First, seat height is one of the most important. If you can’t reach the pedals, how are you going to ride the bike? To make sure your saddle is set to the right height, sit on your bike and put your foot at the farthest point of the pedal stroke. With your foot is at this point and level with the ground, your leg should be just short of fully extended. This way, you aren’t over reaching for the pedal, but at the same time, not eliminating some of the range of motion in your hip by not having the pedal far enough away.

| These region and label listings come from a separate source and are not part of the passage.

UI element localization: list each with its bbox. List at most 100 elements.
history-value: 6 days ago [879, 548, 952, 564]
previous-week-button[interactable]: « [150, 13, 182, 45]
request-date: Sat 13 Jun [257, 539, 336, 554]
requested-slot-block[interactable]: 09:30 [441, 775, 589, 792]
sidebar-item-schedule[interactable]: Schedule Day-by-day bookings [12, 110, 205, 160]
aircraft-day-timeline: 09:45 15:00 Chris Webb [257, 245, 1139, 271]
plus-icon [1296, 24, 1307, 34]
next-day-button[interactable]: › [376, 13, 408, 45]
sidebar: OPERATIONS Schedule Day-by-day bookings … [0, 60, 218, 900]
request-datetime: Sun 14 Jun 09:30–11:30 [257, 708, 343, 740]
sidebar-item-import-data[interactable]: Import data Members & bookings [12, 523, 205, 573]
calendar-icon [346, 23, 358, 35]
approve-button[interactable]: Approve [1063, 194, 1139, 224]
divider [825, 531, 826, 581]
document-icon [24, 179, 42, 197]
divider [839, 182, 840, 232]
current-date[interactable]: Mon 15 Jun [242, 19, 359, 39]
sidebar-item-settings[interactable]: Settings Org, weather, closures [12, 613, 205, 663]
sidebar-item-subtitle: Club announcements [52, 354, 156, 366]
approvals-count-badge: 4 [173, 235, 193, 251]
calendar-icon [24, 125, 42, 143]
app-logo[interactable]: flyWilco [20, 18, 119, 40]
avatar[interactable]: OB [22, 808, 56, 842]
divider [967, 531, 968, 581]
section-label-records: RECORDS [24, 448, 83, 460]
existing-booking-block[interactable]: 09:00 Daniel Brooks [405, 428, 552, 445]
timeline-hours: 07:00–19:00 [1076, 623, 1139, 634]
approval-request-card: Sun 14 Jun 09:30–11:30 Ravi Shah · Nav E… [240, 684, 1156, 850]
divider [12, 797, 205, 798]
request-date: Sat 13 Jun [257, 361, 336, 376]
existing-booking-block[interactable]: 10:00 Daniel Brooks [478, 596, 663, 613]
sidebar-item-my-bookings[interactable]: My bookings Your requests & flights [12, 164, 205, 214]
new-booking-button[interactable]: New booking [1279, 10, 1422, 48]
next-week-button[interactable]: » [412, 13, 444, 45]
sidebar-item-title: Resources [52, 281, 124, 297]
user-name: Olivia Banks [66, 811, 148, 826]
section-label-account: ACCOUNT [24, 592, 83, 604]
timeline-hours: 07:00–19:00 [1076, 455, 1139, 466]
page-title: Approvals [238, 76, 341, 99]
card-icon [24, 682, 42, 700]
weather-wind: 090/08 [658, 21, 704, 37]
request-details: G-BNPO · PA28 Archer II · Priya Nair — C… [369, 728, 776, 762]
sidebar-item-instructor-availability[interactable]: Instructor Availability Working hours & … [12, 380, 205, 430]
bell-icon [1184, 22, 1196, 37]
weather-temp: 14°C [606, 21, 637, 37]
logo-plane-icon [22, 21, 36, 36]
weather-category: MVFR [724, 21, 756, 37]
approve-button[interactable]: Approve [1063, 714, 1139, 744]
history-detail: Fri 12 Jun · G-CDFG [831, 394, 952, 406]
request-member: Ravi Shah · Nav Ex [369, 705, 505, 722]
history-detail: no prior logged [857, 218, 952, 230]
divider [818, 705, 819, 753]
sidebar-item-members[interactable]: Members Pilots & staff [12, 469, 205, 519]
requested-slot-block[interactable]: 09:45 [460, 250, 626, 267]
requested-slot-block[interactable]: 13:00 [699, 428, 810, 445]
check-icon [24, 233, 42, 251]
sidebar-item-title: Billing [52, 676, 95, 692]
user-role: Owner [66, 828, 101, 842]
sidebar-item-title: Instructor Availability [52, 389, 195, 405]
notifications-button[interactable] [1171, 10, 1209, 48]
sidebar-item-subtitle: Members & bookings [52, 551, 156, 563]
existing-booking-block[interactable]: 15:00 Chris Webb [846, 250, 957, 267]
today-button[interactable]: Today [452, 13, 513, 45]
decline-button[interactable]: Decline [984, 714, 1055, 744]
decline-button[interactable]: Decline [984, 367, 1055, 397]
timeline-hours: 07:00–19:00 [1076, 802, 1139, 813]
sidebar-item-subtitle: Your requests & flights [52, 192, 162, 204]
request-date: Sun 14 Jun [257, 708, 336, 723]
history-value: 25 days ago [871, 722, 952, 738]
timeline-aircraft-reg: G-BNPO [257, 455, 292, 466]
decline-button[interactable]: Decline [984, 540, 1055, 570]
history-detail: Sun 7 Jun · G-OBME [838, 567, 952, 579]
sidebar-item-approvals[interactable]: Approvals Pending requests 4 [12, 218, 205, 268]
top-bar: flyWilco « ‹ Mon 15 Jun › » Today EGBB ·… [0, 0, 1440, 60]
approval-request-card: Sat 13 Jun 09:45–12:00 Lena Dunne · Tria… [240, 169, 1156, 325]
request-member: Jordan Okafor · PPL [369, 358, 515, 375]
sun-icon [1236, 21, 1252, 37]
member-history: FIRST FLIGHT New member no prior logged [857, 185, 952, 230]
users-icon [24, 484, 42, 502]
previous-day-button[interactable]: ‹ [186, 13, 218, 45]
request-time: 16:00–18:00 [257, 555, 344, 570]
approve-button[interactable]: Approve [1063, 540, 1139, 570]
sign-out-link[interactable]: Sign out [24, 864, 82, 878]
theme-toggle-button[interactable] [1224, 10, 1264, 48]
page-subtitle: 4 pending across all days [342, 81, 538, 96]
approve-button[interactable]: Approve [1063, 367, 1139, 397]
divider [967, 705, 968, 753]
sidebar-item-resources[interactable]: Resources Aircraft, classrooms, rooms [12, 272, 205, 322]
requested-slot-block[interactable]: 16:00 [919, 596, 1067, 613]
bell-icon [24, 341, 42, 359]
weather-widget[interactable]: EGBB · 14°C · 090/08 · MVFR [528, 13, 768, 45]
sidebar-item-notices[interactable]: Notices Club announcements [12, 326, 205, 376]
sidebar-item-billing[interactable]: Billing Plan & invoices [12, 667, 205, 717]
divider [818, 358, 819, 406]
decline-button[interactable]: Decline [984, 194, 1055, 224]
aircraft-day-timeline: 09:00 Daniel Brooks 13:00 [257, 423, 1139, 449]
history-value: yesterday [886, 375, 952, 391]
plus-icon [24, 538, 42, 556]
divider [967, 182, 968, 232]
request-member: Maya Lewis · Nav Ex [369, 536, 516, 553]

The second thing I’d like to look at is stand over height, which can tie in a little bit to saddle height. If you stand on the ground with the bike between your legs, you should be able to actually stand over it. If the top tube is too tall to stand over, the bike may be a bit too tall for you.
The reach from the saddle to the handle bars is the next thing I’d like to touch on. If your bars are too close, or too far away, your bike is going to be pretty uncomfortable, especially when you are riding for a long time. Ideally, when your hands are on the brake hoods, your elbows should be able to be slightly bend and your shoulders should not be rounded forward. This way, you aren’t straining your whole upper body in order to grab the handle bars when you ride, which can put a lot of unwanted stress on your arms and neck.
The last thing I’d like to touch on is the handle bar height. Now, this is a factor that changes from person to person and has a lot to do with the rider’s flexibility and willingness to get aggressive or relaxed. The lower the drop is from the saddle to the bars, the lower your body will be on the bike, and the more crouched over you will be sitting. Due to flexibility differences, some rides can get into more aggressive positions than others. While a lower position is more aerodynamic and usually allows for better handling, it can be more uncomfortable than sitting up higher in a more relaxed position. It all comes back to personal preference.
I hope this helps you make sure you have your bike set up in a position that is right for you!